At the beginning of each chapter, Detrixhe has a picture of a quilt block pattern and she talks about that quilt block pattern in that particular chapter. For instance, there’s a chapter that has a picture of the Log Cabin pattern. This very popular pattern is believed to have been created by quilters during Abraham Lincoln’s Presidency, who was affectionately known as the Log Cabin President.

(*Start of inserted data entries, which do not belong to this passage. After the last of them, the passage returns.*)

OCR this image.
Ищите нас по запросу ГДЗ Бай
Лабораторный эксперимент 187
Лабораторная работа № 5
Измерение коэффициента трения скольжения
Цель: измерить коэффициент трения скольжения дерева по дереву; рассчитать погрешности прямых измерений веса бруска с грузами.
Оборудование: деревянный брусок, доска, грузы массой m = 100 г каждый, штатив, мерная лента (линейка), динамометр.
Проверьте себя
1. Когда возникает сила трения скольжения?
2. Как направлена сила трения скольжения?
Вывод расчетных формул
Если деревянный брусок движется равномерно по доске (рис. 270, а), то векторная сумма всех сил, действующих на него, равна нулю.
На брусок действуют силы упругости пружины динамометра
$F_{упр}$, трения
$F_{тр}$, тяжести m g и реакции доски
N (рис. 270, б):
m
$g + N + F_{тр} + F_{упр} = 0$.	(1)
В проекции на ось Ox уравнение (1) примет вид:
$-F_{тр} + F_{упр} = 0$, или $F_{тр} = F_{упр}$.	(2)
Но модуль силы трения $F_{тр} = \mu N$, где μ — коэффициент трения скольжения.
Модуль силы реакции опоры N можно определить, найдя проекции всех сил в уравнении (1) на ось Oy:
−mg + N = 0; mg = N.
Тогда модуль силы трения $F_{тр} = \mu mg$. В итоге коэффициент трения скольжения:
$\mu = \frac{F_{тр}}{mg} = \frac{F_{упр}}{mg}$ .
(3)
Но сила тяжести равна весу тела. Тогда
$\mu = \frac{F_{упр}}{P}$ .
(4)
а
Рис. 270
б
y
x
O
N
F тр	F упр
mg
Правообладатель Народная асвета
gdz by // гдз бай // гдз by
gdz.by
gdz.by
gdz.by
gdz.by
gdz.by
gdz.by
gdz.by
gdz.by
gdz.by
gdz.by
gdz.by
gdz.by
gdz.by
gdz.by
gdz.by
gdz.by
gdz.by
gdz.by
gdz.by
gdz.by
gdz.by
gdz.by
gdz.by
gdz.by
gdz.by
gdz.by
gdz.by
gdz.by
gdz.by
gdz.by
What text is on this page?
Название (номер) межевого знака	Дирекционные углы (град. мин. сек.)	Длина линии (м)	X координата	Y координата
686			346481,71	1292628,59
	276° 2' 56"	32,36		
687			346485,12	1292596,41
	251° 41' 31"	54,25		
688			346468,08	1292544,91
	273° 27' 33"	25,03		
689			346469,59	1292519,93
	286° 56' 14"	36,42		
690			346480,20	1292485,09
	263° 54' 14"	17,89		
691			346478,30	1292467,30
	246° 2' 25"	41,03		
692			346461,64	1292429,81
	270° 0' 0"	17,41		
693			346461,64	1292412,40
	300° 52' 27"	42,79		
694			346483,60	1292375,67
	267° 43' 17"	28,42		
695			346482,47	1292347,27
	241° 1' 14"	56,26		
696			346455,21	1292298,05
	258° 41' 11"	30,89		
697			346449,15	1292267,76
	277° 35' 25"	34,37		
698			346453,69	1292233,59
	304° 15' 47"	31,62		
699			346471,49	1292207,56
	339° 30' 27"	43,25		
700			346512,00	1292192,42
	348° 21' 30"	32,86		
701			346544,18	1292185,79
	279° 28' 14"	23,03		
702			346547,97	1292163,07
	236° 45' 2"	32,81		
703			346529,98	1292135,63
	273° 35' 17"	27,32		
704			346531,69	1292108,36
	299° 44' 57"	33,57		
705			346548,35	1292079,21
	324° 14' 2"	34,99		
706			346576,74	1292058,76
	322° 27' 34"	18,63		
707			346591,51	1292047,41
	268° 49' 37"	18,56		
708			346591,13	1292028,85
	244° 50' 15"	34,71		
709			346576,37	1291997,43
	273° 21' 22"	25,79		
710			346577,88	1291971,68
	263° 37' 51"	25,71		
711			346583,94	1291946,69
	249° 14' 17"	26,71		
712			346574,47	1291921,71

Another chapter has the Wagon Wheel quilt block pattern which is believed to have been used during the Underground Railroad era. It was custom for slaves in a large plantation house to frequently air out quilts by hanging them on a clothesline outdoors. Although not documented, it’s strongly believed that when a quilt with the Wagon Wheel pattern was on the clothesline, it signaled that tonight would be a good night for the slaves to run. Men, soldiers, and many slave owners knew nothing of this signal and would assume that this quilt was just being aired.
In one chapter, Detrixhe discusses how many women first started to quilt. Sometimes it was a need to have a warm blanket while other times it was a baby quilt for a loved one. Most first quilts are not pieced together perfectly or stitched consistently, however, it is a quilter’s first attempt at making a quilt. As a result, many quilters will keep their first quilt as it has sentimental value and a feeling of accomplishment to it.
In Zen and the Art of Quilting, Detrixhe describes a common dilemma that many first-time quilters face and that is simply to begin cutting the fabric. After purchasing all the fabric needed for a quilt, it is not uncommon for a first-time quilter to hesitate to begin and the fabric may actually sit around for a month or two. No one wants to cut the fabric wrong. I know this may sound silly to someone who has never quilted before, but it’s very true. The first time is the hardest and that’s why a first-time quilt means so much to most quilters. Detrixhe has several stories from experienced quilters on this subject.
In Zen and the Art of Quilting you’ll read a lot about the history of quilting which is quite interesting. Detrixhe does not go into detail about the history of quilts, just mentions a few things here and there which makes her stories interesting. It does arouse my curiosity and I may have to find some time to research the history of quilt making more thoroughly. Quilting seems to have started in Asia according to Detrixhe, and was highly influenced by the Europeans.
Throughout Zen and the Art of Quilting, Detrixhe gives quilting tips and suggestions for quilting projects. She suggests starting a quilting bee or making a memory quilt for a loved one. She does have some great project ideas in her book and for that reason alone, I’d encourage a quilter to read Zen and the Art of Quilting.
Besides comforting someone on a cold night, a quilt is a creative process filled with meaning, community, spirituality, family, and love which many times means it’s a Zen quilt. Zen and the Art of Quilting is a very relaxing book to read even if you’re not a quilter.